With time, the ranks of Georgia’s “Old Guard” dwindled until there was but one.
—Remembering Georgia’s Confederates, by Dr. David Wiggins
I don’t know how it happens even though it happens all the time but I’ll be sitting at my desk in the front or at my desk in the back all alone late in the afternoon and all of a sudden I’ll look over to my left or to my right and there’s Clark. Standing there smiling.
Clark the seventh grader who says he can’t wait for my Georgia history class next year. Clark has a famous and historic relative. Historic in Georgia, that is. So historic the man is written about in our textbook. There’s a picture of him in there, too.
Clark wanted to tell me to tell everyone that he’s not his ancestor … that he’s Clark and his ancestor is a totally different human being. That everybody’s driving him crazy saying he’s famous. He’s not famous. His ancestor is famous. Okay?
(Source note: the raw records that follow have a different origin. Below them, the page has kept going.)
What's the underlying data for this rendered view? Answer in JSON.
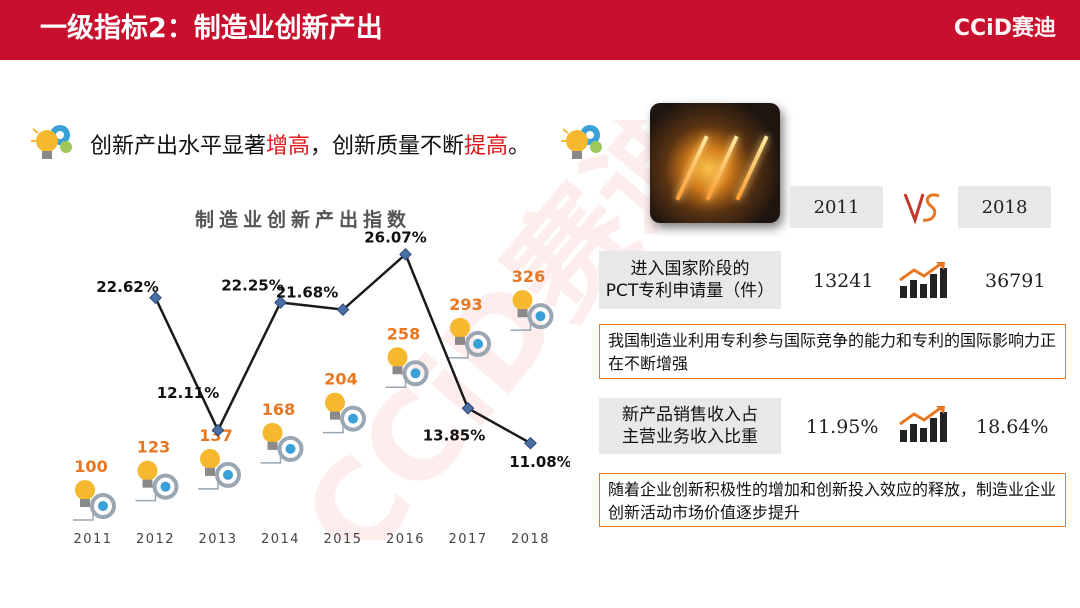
{
  "header": {
    "title": "一级指标2：制造业创新产出",
    "logo": "CCiD赛迪"
  },
  "watermark": "CCiD赛迪",
  "headline": {
    "p1": "创新产出水平显著",
    "h1": "增高",
    "p2": "，创新质量不断",
    "h2": "提高",
    "p3": "。"
  },
  "colors": {
    "header": "#c8102e",
    "highlight": "#e0181b",
    "orange": "#e87722",
    "line": "#1a1a1a",
    "marker": "#4a6fa5"
  },
  "chart_data": {
    "type": "line",
    "title": "制造业创新产出指数",
    "categories": [
      "2011",
      "2012",
      "2013",
      "2014",
      "2015",
      "2016",
      "2017",
      "2018"
    ],
    "series": [
      {
        "values": [
          null,
          22.62,
          12.11,
          22.25,
          21.68,
          26.07,
          13.85,
          11.08
        ],
        "labels": [
          "",
          "22.62%",
          "12.11%",
          "22.25%",
          "21.68%",
          "26.07%",
          "13.85%",
          "11.08%"
        ]
      }
    ],
    "index_values": [
      100,
      123,
      137,
      168,
      204,
      258,
      293,
      326
    ],
    "index_labels": [
      "100",
      "123",
      "137",
      "168",
      "204",
      "258",
      "293",
      "326"
    ],
    "legend": "none",
    "grid": false
  },
  "comparison": {
    "year_left": "2011",
    "year_right": "2018",
    "rows": [
      {
        "label_line1": "进入国家阶段的",
        "label_line2": "PCT专利申请量（件）",
        "left": "13241",
        "right": "36791"
      },
      {
        "label_line1": "新产品销售收入占",
        "label_line2": "主营业务收入比重",
        "left": "11.95%",
        "right": "18.64%"
      }
    ],
    "notes": [
      "我国制造业利用专利参与国际竞争的能力和专利的国际影响力正在不断增强",
      "随着企业创新积极性的增加和创新投入效应的释放，制造业企业创新活动市场价值逐步提升"
    ]
  }
}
I said okay, Clark… no problemo … I’ve got your back on that … and then I asked him has he ever seen the part of the textbook concerning his famous relative and his picture.
I grabbed the textbook and opened it up. I showed Clark the picture of the famous man he's related to.
Clark made a small noise in his throat, as if he was suddenly moved.
I think he was. That’s him, I said. You look just like him … or he looks just like you.
I don’t think so, Clark said.
You look alike. It’s easy to see.
Finally, Clark said … We do sort of look alike.
I told him … You’re both smiling. You … are always smiling and that's much appreciated. You have a famous smile, too.
Clark reached down and touched the picture. Clark pulled his hand back and he said … I just touched history, didn’t I?